The one lamp burned low; a few dying embers lay upon the earth, and no sound broke the silence but the steady rustle of Bess's needle, and the echo of Jamie's hollow cough.
“Wrap it around Bess; she has given me her cloak, and needs it more than I,--these coverings do very well;” and as he spoke, Jamie put away the blanket Walter offered, and suppressing a shiver, hid his purple hands beneath the old, thin cloak.
“Here is bread, Jamie; eat for Heaven's sake, no need to save it now;” and Walter pressed it on the boy, but he only took a little, saying he had not much need of food and loved to see them eat far better.
So in the cheery blaze of the rekindled fire, Bess and Walter broke their long fast, and never saw how eagerly Jamie gathered up the scattered crumbs, nor heard him murmur softly, as he watched them with loving eyes,--
“There will be no cold nor hunger up in heaven, but enough for all,--enough for all.”
“Walter, you'll be kind to Bess when I am not here?” he whispered earnestly, as his friend came to draw his bed within the ruddy circle of the firelight gleaming on the floor.
“I will, Jamie, kinder than a brother,” was the quick reply. “But why ask me that with such a wistful face?”
The boy did not answer, but turned on his pillow and kissed his sister's shadow as it flitted by.
Gray dawn was in the sky before they spoke again. Bess slept the deep, dreamless sleep of utter weariness, her head pillowed on her arms. Walter sat beside the bed, lost in sweet and bitter musings, silent and motionless, fancying the boy slept. But a low voice broke the silence, whispering feebly.
“Walter, will you take me in your strong arms and lay me on my little couch beside the window? I should love to see the cross again, and it is nearly day.”
So light, so very light, the burden seemed, Walter turned his face aside lest the boy should see the sorrowful emotion painted there, and with a close embrace he laid him tenderly down to watch the first ray climbing up the old gray tower.
“The frost lies so thickly on the window-panes that you cannot see it, even when the light comes, Jamie,” said his friend, vainly trying to gratify the boy's wish.
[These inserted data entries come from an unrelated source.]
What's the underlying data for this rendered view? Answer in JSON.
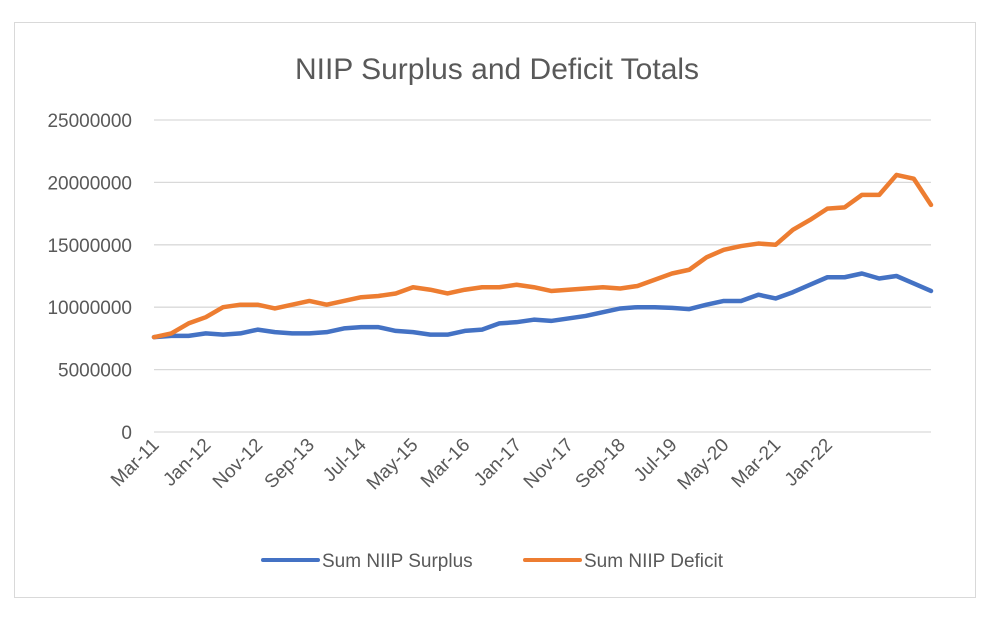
{
  "chart_data": {
    "type": "line",
    "title": "NIIP Surplus and Deficit Totals",
    "xlabel": "",
    "ylabel": "",
    "ylim": [
      0,
      25000000
    ],
    "y_ticks": [
      0,
      5000000,
      10000000,
      15000000,
      20000000,
      25000000
    ],
    "y_tick_labels": [
      "0",
      "5000000",
      "10000000",
      "15000000",
      "20000000",
      "25000000"
    ],
    "x_tick_labels": [
      "Mar-11",
      "Jan-12",
      "Nov-12",
      "Sep-13",
      "Jul-14",
      "May-15",
      "Mar-16",
      "Jan-17",
      "Nov-17",
      "Sep-18",
      "Jul-19",
      "May-20",
      "Mar-21",
      "Jan-22"
    ],
    "x_tick_step": 3,
    "grid": true,
    "legend_position": "bottom",
    "series": [
      {
        "name": "Sum NIIP Surplus",
        "color": "#4472c4",
        "values": [
          7600000,
          7700000,
          7700000,
          7900000,
          7800000,
          7900000,
          8200000,
          8000000,
          7900000,
          7900000,
          8000000,
          8300000,
          8400000,
          8400000,
          8100000,
          8000000,
          7800000,
          7800000,
          8100000,
          8200000,
          8700000,
          8800000,
          9000000,
          8900000,
          9100000,
          9300000,
          9600000,
          9900000,
          10000000,
          10000000,
          9950000,
          9850000,
          10200000,
          10500000,
          10500000,
          11000000,
          10700000,
          11200000,
          11800000,
          12400000,
          12400000,
          12700000,
          12300000,
          12500000,
          11900000,
          11300000
        ]
      },
      {
        "name": "Sum NIIP Deficit",
        "color": "#ed7d31",
        "values": [
          7600000,
          7900000,
          8700000,
          9200000,
          10000000,
          10200000,
          10200000,
          9900000,
          10200000,
          10500000,
          10200000,
          10500000,
          10800000,
          10900000,
          11100000,
          11600000,
          11400000,
          11100000,
          11400000,
          11600000,
          11600000,
          11800000,
          11600000,
          11300000,
          11400000,
          11500000,
          11600000,
          11500000,
          11700000,
          12200000,
          12700000,
          13000000,
          14000000,
          14600000,
          14900000,
          15100000,
          15000000,
          16200000,
          17000000,
          17900000,
          18000000,
          19000000,
          19000000,
          20600000,
          20300000,
          18200000
        ]
      }
    ]
  }
}
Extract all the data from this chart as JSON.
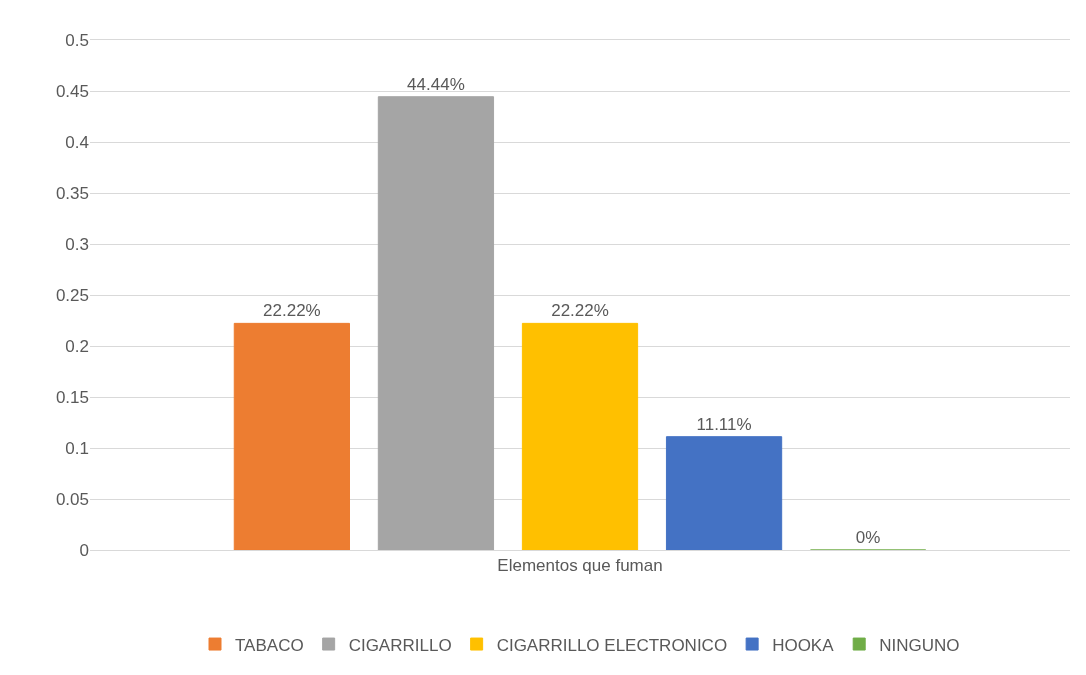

“The sun will melt it soon, and I can wait,--I can wait, Walter; it's but a little while;” and Jamie, with a patient smile, turned his face to the dim window and lay silent.
Higher and higher crept the sunshine till it shone through the frostwork on the boy's bright head; his bird awoke and carolled blithely, but he never stirred.
“Asleep at last, poor, tired little Jamie; I'll not wake him till the day is warmer;” and Walter, folding the coverings closer over the quiet figure, sat beside it, waiting till it should wake.